Incubus

Incubus. Daystar Productions 1966.

Before watching the movie:

I don’t think anyone would have expected Esperanto to turn up in a selection of non-English films, but this was part of the inspiration for the theme. Well, to be more specific, I wanted to try an Esperanto film but I didn’t want it to be Incubus because the bad pronunciation is infamous. However, there are only four films known to be produced in Esperanto and this is the only one I was actually able to get my hands on. I guess this has lived pretty well off of getting William Shatner immediately before his big break. Though apparently it was thought lost until the 90s, and a good quality version was only just announced last year.

After watching the movie:

Near the village of Nomen Tuum, there is a well that provides water that heals the sick and makes the ugly beautiful. So famous is this effect that many vain or corrupt people come to seek the well to make them beautiful, and the God of Darkness has appointed his succubi to lure these to their deaths and claim their stained souls. Kia, a younger succubus, complains that her skills of temptation are wasted on such easy prey, but older Amael warns her that tempting a pure soul opens her to the danger of love. Eventually she finds Marc, a soldier who has come to live with his sister to recover from the physical and mental wounds of war. Pretending to be a lost traveler, Kia insinuates herself into their home and convinces Marc to come to the sea with her, planning to drown him like the others. However, while they quickly become infatuated with each other, Marc refuses to get too close to Kia without getting married. When Kia falls asleep lying in a field with him, Marc carries her to the village cathedral. In the cathedral, Kia wakes and is repulsed by the Christian symbols and Marc’s pure love, fleeing to Amael. Amael tells her that they must take revenge on Marc for defiling her with love, and summon the Incubus. They can’t just Kill Marc, as his soul is too clean for the God of Darkness, but they can hurt him through Arndis and try to make him stain his soul.
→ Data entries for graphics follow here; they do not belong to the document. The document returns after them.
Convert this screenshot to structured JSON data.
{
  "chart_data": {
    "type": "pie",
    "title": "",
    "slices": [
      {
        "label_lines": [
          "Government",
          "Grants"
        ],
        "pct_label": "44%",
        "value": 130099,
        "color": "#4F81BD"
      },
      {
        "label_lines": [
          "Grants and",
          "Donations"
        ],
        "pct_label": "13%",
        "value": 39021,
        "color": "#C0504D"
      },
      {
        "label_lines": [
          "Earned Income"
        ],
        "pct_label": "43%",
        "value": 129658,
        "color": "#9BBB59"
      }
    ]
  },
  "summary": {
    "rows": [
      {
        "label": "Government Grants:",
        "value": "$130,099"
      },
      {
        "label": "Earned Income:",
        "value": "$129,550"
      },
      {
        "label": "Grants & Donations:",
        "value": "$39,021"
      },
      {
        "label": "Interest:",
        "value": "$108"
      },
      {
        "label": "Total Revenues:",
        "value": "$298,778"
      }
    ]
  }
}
I suppose I should have expected religious trappings in a movie about demons of seduction, but I didn’t expect a morality play. I felt like Marc’s perfection was laid on too strong until I realized that this is a morality play and Marc is not the protagonist. This isn’t Marc’s story of being tested, it’s the story of Kia’s own test. Meanwhile poor Arndis’s single solitary function in the story is to suffer. I’m not really sure how her getting blinded by an eclipse while Marc is romping with Kia has any effect on the plot, since by the time he returns that night, the low light of the evening allows her to see again, but almost as soon as she’s done groping in the forest, she’s the subject of Marc’s version of the trials of Job.

The dialogue is incredibly stilted, not just in the manner of a story more focused on its lofty ideas than on the plot and the emotions, but also in the manner of actors who barely understand what they’re saying trying to get the syllables right (which they reportedly did not). There are conflicting reports as to whether the purpose of filming in Esperanto was for artistic reasons or because it was expected to give it a wider release range. The latter seems unfathomable to me. Yes, Esperanto is meant to be easy for speakers of Western European languages to learn and understand, but it’s still a language that practically nobody understands on the level needed to follow film dialogue (in 2011, there were about 1,000 native speakers and 30k-2m speaking as a second language, compared to 7b total population), so while there may have been a thought that it would be familiar in every country, it’s really just a foreign language in every country. I have a very broad vocabulary base in multiple languages and I would have been lost without the subtitles more often than not.

If this movie was not presented in a constructed language, nobody would care about it. Probably even with the William Shatner bump. For a supernatural horror, there is almost nothing supernatural and only a mild dread. Even by the standards of the B-movies I’ve been known to enjoy, this has low production values on screen. It flirts with titillation but it doesn’t so much imply as insinuate an implication. This is a movie in which very little happens until it’s already happened. This is one of the few movies I can say I don’t recommend not because it’s objectionable, but because aside from the linguistic uniqueness, it’s just bland.